Establishing New Correspondent Relationships
Additionally, the institution will:
- Obtain approval from senior management before establishing new correspondent relationships.
- Clearly document the respective AML/CFT responsibilities of each party.
Wire Transfer Policies and Procedures
The financial institution has also developed policies and procedures for wire transfers, ensuring that accurate originator and recipient information is included in all transactions. This includes:
- Full names
- Account numbers
- Addresses
- Date and place of birth for originators
- Names and account numbers for recipients
If the institution is unable to comply with these specifications, it will not execute the wire transfer.

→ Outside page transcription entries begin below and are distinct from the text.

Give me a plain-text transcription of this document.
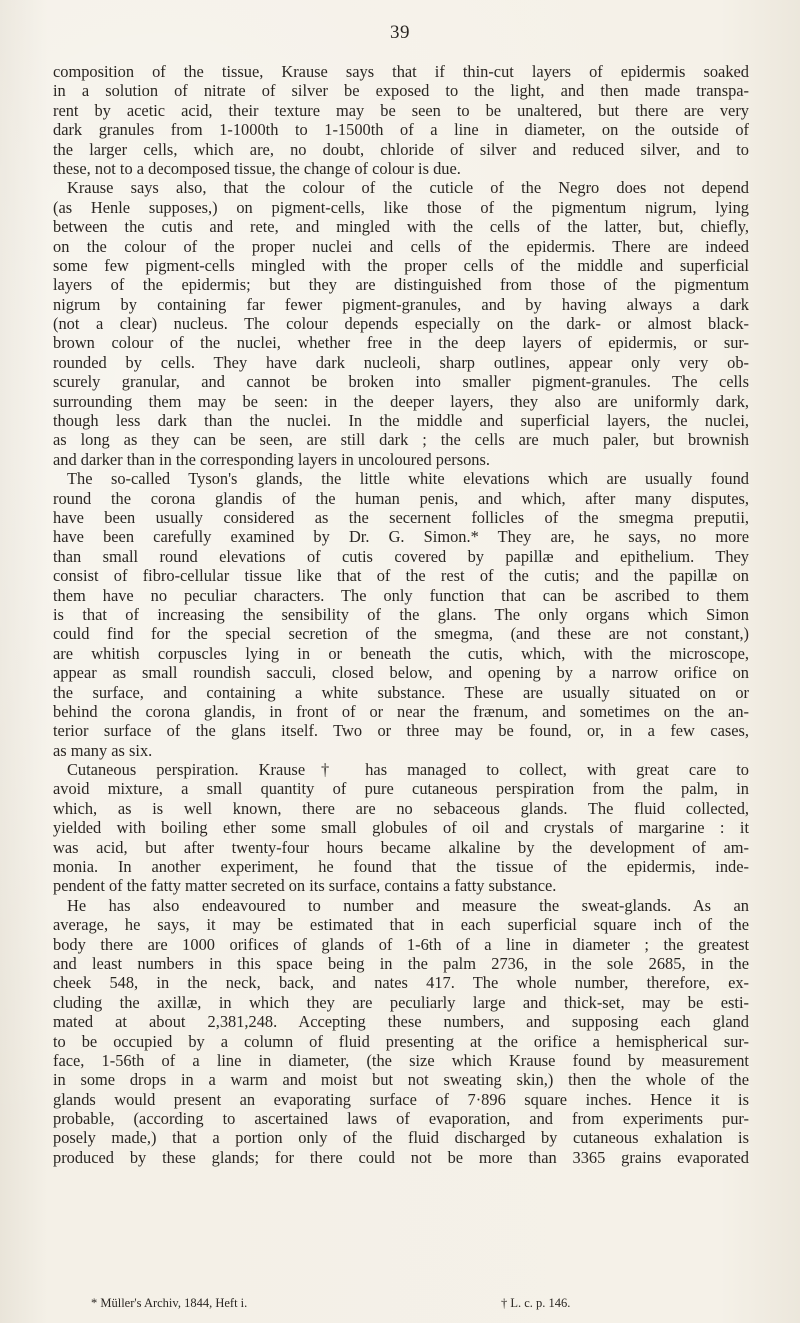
39
composition of the tissue, Krause says that if thin-cut layers of epidermis soaked
in a solution of nitrate of silver be exposed to the light, and then made transpa-
rent by acetic acid, their texture may be seen to be unaltered, but there are very
dark granules from 1-1000th to 1-1500th of a line in diameter, on the outside of
the larger cells, which are, no doubt, chloride of silver and reduced silver, and to
these, not to a decomposed tissue, the change of colour is due.
Krause says also, that the colour of the cuticle of the Negro does not depend
(as Henle supposes,) on pigment-cells, like those of the pigmentum nigrum, lying
between the cutis and rete, and mingled with the cells of the latter, but, chiefly,
on the colour of the proper nuclei and cells of the epidermis. There are indeed
some few pigment-cells mingled with the proper cells of the middle and superficial
layers of the epidermis; but they are distinguished from those of the pigmentum
nigrum by containing far fewer pigment-granules, and by having always a dark
(not a clear) nucleus. The colour depends especially on the dark- or almost black-
brown colour of the nuclei, whether free in the deep layers of epidermis, or sur-
rounded by cells. They have dark nucleoli, sharp outlines, appear only very ob-
scurely granular, and cannot be broken into smaller pigment-granules. The cells
surrounding them may be seen: in the deeper layers, they also are uniformly dark,
though less dark than the nuclei. In the middle and superficial layers, the nuclei,
as long as they can be seen, are still dark ; the cells are much paler, but brownish
and darker than in the corresponding layers in uncoloured persons.
The so-called Tyson's glands, the little white elevations which are usually found
round the corona glandis of the human penis, and which, after many disputes,
have been usually considered as the secernent follicles of the smegma preputii,
have been carefully examined by Dr. G. Simon.* They are, he says, no more
than small round elevations of cutis covered by papillæ and epithelium. They
consist of fibro-cellular tissue like that of the rest of the cutis; and the papillæ on
them have no peculiar characters. The only function that can be ascribed to them
is that of increasing the sensibility of the glans. The only organs which Simon
could find for the special secretion of the smegma, (and these are not constant,)
are whitish corpuscles lying in or beneath the cutis, which, with the microscope,
appear as small roundish sacculi, closed below, and opening by a narrow orifice on
the surface, and containing a white substance. These are usually situated on or
behind the corona glandis, in front of or near the frænum, and sometimes on the an-
terior surface of the glans itself. Two or three may be found, or, in a few cases,
as many as six.
Cutaneous perspiration. Krause† has managed to collect, with great care to
avoid mixture, a small quantity of pure cutaneous perspiration from the palm, in
which, as is well known, there are no sebaceous glands. The fluid collected,
yielded with boiling ether some small globules of oil and crystals of margarine : it
was acid, but after twenty-four hours became alkaline by the development of am-
monia. In another experiment, he found that the tissue of the epidermis, inde-
pendent of the fatty matter secreted on its surface, contains a fatty substance.
He has also endeavoured to number and measure the sweat-glands. As an
average, he says, it may be estimated that in each superficial square inch of the
body there are 1000 orifices of glands of 1-6th of a line in diameter ; the greatest
and least numbers in this space being in the palm 2736, in the sole 2685, in the
cheek 548, in the neck, back, and nates 417. The whole number, therefore, ex-
cluding the axillæ, in which they are peculiarly large and thick-set, may be esti-
mated at about 2,381,248. Accepting these numbers, and supposing each gland
to be occupied by a column of fluid presenting at the orifice a hemispherical sur-
face, 1-56th of a line in diameter, (the size which Krause found by measurement
in some drops in a warm and moist but not sweating skin,) then the whole of the
glands would present an evaporating surface of 7·896 square inches. Hence it is
probable, (according to ascertained laws of evaporation, and from experiments pur-
posely made,) that a portion only of the fluid discharged by cutaneous exhalation is
produced by these glands; for there could not be more than 3365 grains evaporated
* Müller's Archiv, 1844, Heft i.	† L. c. p. 146.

Reporting Suspicious Transactions
In cases where several individual cross-border wire transfers are bundled together in a batch file, the institution will:
- Include the originator’s information.
- Report suspicious transactions to the Financial Intelligence Unit (FIU).
Guidelines for Reporting Threshold Transactions
The FIU has issued guidelines for reporting threshold transactions, which exceed amounts defined by the Central Board. Banks and financial institutions must submit reports within:
- 24 hours if situated in an urban center
- Three days if located in a remote district
Preventing Tipping-Off Offenses
To prevent tipping-off offenses, banks and financial institutions are prohibited from disclosing to customers or other individuals that a report has been made to the FIU. This ensures the integrity of the reporting process and helps to combat money laundering and terrorist financing activities.
Commitment to AML/CFT Regulations
By conducting thorough due diligence on its third-party partners, the financial institution is demonstrating its commitment to AML/CFT regulations and its dedication to protecting the financial system from illegal activities.